Victoria had long seen itself as “a little piece of old England”, thanks to its Tudor revival architecture, Kipling and Shakespeare streets, red buses and obsession with high tea. Now though, the former British trading post is embracing a new future, just as the discovery of 1,100 unmarked graves at former assimilation schools for indigenous children prompt a reckoning over colonialism.
To aid reconciliation Helps removed a statue of Sir John A Macdonald, a Glaswegian who became Canada’s first prime minister, at city hall.
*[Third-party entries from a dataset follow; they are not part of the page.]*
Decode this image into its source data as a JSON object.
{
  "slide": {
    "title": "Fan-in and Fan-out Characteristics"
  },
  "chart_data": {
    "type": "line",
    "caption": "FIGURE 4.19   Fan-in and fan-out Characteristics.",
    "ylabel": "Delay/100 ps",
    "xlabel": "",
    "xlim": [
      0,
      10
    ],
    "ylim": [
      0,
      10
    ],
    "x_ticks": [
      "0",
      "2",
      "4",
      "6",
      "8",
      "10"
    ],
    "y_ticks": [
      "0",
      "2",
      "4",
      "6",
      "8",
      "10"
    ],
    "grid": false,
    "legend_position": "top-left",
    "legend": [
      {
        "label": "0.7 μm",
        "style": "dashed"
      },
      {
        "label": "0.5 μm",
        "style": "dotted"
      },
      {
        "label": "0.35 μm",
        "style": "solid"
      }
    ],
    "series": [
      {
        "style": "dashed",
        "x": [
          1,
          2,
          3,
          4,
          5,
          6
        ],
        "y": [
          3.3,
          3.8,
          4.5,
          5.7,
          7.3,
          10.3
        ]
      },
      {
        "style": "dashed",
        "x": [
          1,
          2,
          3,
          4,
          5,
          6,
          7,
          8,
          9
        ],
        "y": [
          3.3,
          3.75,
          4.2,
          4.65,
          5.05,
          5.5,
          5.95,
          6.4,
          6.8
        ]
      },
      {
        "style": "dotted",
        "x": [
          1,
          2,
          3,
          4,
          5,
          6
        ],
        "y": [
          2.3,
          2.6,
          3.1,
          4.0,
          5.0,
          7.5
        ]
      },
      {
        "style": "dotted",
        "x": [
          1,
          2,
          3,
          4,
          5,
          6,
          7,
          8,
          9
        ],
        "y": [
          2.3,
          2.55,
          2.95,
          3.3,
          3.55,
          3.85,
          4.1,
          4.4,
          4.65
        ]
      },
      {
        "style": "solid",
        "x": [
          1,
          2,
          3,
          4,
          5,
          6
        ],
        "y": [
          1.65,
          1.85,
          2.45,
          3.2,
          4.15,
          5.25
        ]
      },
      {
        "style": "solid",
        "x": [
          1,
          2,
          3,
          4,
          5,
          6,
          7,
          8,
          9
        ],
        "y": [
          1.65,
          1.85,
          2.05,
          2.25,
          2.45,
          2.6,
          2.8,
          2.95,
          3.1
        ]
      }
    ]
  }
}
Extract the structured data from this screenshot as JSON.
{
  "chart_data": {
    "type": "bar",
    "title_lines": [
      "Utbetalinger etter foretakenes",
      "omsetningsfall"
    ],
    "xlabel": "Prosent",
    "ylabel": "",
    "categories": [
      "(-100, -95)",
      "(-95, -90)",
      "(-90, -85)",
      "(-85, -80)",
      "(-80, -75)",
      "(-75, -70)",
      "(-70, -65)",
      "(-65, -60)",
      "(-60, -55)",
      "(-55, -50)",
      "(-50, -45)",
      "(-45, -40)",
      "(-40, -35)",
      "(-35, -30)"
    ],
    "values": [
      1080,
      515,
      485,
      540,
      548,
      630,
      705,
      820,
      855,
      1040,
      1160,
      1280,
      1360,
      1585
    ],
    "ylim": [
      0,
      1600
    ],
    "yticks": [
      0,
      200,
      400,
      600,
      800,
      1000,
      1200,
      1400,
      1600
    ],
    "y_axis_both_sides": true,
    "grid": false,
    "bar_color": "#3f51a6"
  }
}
This month she cancelled Canada Day celebrations, for which she was called an “unpatriotic *****.”
The city’s statue of Queen Victoria was barricaded to keep anti-racism protesters from toppling it. “I just don’t think it’s as relevant as it once was,” Helps said of the monarchy.
Polling backs her up: fewer than 50 per cent of Canadians approve of the Queen as head of state, although the Duke and Duchess of Sussex were well received when they moved to Victoria in 2019.
Aspects of Victoria still feel British. There are pubs such as The Churchill and Penny Farthing, but, says John Hughes, executive director of Craigdarroch Castle, which was built in 1890, the city has undergone a “natural evolution” over 20 years, rather than consciously leaving its “little slice of England behind”.
Every year dozens wear tweed and ride vintage bikes before sitting down to tea. However, the Tweed Ride’s organiser, Grant Turner, 61, does not lament the loss of Englishness. “It never meant a lot to me. Victoria is moving on.”